The Measure, given final approval in February (News, 14 February), will now have to be considered further. The intention is that it will replace the Clergy Discipline Measure 2003.
Redress Scheme reviewed. The Ecclesiastical Committee took evidence this week on the Measure to introduce the Redress Scheme for abuse survivors, which was finally approved by the Synod in York in July (News, 18 July). Despite the raising of concerns at a hearing on Tuesday about a data breach by the law firm administering the scheme, the Committee is expected to give the Measure the green light to become law.
In August, it was announced that the email addresses of people who had signed up for updates on the scheme had been disclosed in a data breach by Kennedys, the firm administering the scheme (News, 29 August).
The Bishop of Winchester, the Rt Revd Philip Mounstephen, told parliamentarians that the incident had done “untold damage”. He said that he had been “very angry”, but Kennedys had accepted full responsibility and had offered “generous compensation” to those affected (News, 26 September).
“We continue to have confidence in Kennedys, but that is not an unqualified confidence,” he said.
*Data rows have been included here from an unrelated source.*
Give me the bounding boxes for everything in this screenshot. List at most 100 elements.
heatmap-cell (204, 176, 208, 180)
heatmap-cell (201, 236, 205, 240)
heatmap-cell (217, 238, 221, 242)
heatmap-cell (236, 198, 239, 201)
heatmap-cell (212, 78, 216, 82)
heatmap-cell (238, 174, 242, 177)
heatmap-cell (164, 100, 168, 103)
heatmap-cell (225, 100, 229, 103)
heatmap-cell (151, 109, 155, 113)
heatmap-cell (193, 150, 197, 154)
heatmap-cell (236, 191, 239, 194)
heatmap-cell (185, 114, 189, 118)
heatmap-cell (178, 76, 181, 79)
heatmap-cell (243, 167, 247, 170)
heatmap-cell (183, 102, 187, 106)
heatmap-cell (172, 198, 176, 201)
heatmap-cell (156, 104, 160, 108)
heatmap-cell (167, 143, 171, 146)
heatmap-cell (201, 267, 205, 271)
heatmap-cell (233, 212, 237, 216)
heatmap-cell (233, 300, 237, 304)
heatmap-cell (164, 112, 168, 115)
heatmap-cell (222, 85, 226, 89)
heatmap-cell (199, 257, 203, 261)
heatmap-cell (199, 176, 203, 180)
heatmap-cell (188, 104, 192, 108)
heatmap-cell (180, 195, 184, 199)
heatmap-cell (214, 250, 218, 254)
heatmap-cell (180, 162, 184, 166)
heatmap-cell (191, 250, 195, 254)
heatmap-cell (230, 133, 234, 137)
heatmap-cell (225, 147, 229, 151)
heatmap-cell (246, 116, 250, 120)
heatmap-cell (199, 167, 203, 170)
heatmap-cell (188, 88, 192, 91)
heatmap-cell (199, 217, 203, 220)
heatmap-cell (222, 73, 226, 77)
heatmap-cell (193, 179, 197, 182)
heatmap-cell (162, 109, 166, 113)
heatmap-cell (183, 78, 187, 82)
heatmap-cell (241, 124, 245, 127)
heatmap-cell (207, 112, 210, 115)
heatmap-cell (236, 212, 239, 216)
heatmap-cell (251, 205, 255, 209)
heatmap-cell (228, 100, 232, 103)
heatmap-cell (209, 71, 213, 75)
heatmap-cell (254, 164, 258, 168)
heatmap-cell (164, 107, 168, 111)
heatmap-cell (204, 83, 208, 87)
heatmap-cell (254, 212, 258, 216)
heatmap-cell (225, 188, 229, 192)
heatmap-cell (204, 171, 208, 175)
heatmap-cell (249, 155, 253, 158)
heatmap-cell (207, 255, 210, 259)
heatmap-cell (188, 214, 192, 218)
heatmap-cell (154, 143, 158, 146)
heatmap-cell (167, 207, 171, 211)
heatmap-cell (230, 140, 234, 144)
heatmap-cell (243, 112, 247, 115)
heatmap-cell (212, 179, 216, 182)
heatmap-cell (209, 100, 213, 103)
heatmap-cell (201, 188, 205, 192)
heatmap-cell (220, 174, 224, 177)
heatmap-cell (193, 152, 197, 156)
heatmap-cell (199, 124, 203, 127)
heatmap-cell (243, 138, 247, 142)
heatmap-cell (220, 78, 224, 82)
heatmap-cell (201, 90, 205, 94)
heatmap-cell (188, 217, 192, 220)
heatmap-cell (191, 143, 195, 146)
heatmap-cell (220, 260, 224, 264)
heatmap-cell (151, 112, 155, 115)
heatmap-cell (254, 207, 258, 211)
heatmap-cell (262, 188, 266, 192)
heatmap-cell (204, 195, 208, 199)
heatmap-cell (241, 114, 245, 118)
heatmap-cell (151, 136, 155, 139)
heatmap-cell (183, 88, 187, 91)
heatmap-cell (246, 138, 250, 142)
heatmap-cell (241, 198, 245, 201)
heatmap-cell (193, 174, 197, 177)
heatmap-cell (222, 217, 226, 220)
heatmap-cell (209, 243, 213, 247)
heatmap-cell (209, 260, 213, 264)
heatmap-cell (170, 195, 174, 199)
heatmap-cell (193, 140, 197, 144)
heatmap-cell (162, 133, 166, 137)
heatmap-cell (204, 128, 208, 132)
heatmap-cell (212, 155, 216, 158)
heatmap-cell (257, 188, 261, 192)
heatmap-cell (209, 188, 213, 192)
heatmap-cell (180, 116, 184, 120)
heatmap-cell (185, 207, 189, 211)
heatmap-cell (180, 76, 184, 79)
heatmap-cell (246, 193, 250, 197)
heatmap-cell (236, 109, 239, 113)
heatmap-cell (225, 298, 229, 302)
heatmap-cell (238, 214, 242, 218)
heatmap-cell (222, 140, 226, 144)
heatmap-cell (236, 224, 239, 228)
A variation to the contract was being negotiated that would ensure processes were checked.
The possibility of terminating the Archbishops’ Council’s contract with Kennedys had been discussed, and survivors had been involved in those conversations, he confirmed. Had the contract been cancelled, it would have delayed implementation of the scheme by about 18 months, he said.
The director of the Archbishops’ Council’s Central Secretariat, Simon Gallagher, acknowledged that survivors had expressed a range of views about whether to remain with Kennedys.
In response to another question, about the scheme’s compatibility with planned governance changes in the Church, which include the replacement of the Archbishops’ Council, Mr Gallagher emphasised that the position of the board overseeing the implementation of the scheme was that they “want to get on with it”.
The operational independence of the scheme had been “misunderstood”, Bishop Mounstephen said. While it was formally overseen by the Archbishops’ Council, Kennedys had been chosen as the administrator of the scheme, and would do so with a high degree of independence.
The fees received by Kennedys, case by case, would be “reasonable”, he said.
Asked by Jonathan Davies MP whether there was a danger that lawyers would be financially incentivised to multiply cases, Bishop Mounstephen said that measures had been put in place to prevent “ambulance-chasers”.
The programme director, Katerina Bashutska, said that the fixed-fee framework that had been agreed with Kennedys would, “hopefully”, protect the Church from “fee-chasing”. Fees would be reviewed in a regular audit.